Horizontal Decentration per Lens = ((Frame PD) – (Binocular PD)) / 2
(Both Eyes) Horizontal Decentration per Lens = ((44 - 45 ) / 2) = -0.5 = 0.5 OUT
 

Vertical Decentration per Lens = Segment Height - (B / 2)
Vertical Decentration per Lens = 10 – 11 = -1 = 1 DOWN 

0.5 OUT 1 DOWN OU 

Progressive Lenses Example  
Q3. What is the decentration required to properly layout this lens?

A=48   B=32   DBL=19Seg   Height=22/23   Patient’s Near PD=31/32
                                                                        Patient's Distance PD=33.5/34.5
Ans.
FPD = A + DBL
FPD = 48 + 19 = 67
 

Horizontal Decentration per Lens = ((Frame PD) / 2) – (Monocular PD)
(Right Eye) Horizontal Decentration per Lens = ((67 / 2) – 33.5) = 0

(Left Eye) Horizontal Decentration per Lens = ((67 / 2) – 34.5) = -1 = 1 OUT

Vertical Decentration per Lens = Segment Height - (B / 2)
(Right Eye) Vertical Decentration per Lens = 22 – (32 / 2) = 6 = 6 UP
(Left Eye) Vertical Decentration per Lens = 23 – (32 / 2) = 7 = 7 UP
 

6 UP OD  
1 OUT 7 UP OS
 

Conclusion 

We all want our work to pass inspection. If special care isn’t taken, the optical device will not work properly and the job will have to be reordered wasting time and money. What other products or devices are as tailored to an individual as a pair of spectacles? Very few, I would suppose. The optician’s craft is precision. 

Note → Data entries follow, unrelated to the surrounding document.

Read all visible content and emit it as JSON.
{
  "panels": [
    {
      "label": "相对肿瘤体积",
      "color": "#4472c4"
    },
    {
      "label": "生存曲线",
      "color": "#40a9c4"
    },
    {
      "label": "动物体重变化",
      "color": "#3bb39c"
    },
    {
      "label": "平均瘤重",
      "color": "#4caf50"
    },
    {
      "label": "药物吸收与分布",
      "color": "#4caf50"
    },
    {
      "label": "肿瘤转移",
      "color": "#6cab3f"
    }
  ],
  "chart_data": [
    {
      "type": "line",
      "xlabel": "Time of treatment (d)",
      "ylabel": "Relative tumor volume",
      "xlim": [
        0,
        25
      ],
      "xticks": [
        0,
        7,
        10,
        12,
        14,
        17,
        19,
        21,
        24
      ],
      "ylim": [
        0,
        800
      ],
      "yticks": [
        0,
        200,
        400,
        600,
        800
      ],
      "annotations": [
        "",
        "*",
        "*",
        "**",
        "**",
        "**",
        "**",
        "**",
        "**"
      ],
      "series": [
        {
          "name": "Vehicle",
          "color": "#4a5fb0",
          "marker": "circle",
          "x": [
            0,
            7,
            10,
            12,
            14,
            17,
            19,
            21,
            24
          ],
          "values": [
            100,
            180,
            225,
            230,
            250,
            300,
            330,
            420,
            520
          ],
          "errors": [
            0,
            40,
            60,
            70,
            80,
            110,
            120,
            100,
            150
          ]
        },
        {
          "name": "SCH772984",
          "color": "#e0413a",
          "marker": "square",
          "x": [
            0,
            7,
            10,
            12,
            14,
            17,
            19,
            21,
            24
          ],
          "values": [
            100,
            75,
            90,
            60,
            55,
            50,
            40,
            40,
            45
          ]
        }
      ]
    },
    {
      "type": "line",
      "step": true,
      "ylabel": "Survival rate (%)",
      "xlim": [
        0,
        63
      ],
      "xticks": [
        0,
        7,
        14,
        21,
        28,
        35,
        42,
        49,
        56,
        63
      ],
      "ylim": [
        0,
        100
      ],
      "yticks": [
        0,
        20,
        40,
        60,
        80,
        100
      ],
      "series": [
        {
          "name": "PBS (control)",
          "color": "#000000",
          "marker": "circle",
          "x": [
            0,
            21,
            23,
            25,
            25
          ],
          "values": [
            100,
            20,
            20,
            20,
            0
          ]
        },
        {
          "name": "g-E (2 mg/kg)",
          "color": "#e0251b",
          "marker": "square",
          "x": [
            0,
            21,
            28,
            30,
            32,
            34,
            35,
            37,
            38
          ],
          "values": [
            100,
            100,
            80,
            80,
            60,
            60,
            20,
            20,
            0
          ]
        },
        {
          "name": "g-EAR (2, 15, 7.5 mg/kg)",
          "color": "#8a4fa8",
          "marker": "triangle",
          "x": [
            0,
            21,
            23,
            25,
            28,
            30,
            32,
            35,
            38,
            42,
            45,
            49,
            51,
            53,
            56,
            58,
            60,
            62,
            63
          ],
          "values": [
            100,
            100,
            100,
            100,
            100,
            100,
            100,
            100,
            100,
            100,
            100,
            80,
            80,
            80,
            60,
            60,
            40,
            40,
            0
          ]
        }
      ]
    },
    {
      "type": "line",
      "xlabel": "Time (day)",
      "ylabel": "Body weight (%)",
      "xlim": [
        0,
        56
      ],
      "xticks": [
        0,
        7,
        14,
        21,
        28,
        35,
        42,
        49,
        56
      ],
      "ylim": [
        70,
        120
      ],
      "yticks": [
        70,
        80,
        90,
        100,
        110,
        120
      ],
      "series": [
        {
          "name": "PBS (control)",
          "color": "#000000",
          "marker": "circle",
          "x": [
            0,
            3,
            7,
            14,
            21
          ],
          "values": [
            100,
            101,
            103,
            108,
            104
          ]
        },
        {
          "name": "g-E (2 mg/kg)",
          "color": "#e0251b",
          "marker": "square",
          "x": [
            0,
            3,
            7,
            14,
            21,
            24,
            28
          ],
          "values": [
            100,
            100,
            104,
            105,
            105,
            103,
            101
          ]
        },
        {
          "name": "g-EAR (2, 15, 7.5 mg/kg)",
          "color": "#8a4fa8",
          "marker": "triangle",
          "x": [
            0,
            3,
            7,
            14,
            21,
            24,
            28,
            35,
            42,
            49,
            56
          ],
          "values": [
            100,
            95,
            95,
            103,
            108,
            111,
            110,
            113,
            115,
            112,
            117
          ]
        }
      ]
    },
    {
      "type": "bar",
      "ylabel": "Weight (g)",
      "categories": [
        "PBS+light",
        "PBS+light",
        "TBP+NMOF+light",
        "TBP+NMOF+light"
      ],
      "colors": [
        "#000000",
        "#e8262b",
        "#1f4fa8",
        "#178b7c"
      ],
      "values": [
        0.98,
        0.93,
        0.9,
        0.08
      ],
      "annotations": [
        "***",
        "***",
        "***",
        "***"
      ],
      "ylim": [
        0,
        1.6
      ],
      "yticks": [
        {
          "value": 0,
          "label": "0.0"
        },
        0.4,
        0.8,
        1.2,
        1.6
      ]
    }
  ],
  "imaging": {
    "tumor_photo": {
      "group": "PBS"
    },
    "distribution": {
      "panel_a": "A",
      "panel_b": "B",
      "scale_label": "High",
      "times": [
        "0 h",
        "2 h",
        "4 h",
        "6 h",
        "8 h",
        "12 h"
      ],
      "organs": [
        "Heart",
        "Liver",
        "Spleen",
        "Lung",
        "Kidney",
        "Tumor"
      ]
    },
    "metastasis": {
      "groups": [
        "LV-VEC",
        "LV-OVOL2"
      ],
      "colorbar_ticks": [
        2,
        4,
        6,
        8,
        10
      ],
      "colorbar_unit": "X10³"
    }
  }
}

Depending on what state one resides, there will be a set of standards one abides by.For most people in the United States, that standard will be ANSI. Amazingly these standards are “recommendations” when regarding “dress wear” and not used as a regulatory standard in which to judge one’s work. In other states, a regulatory body regulates according to its own standards of which all licensed opticians must abide by. Regardless of which standard is followed, opticians should strive for greater degrees of accuracy. It’s what this industry is about.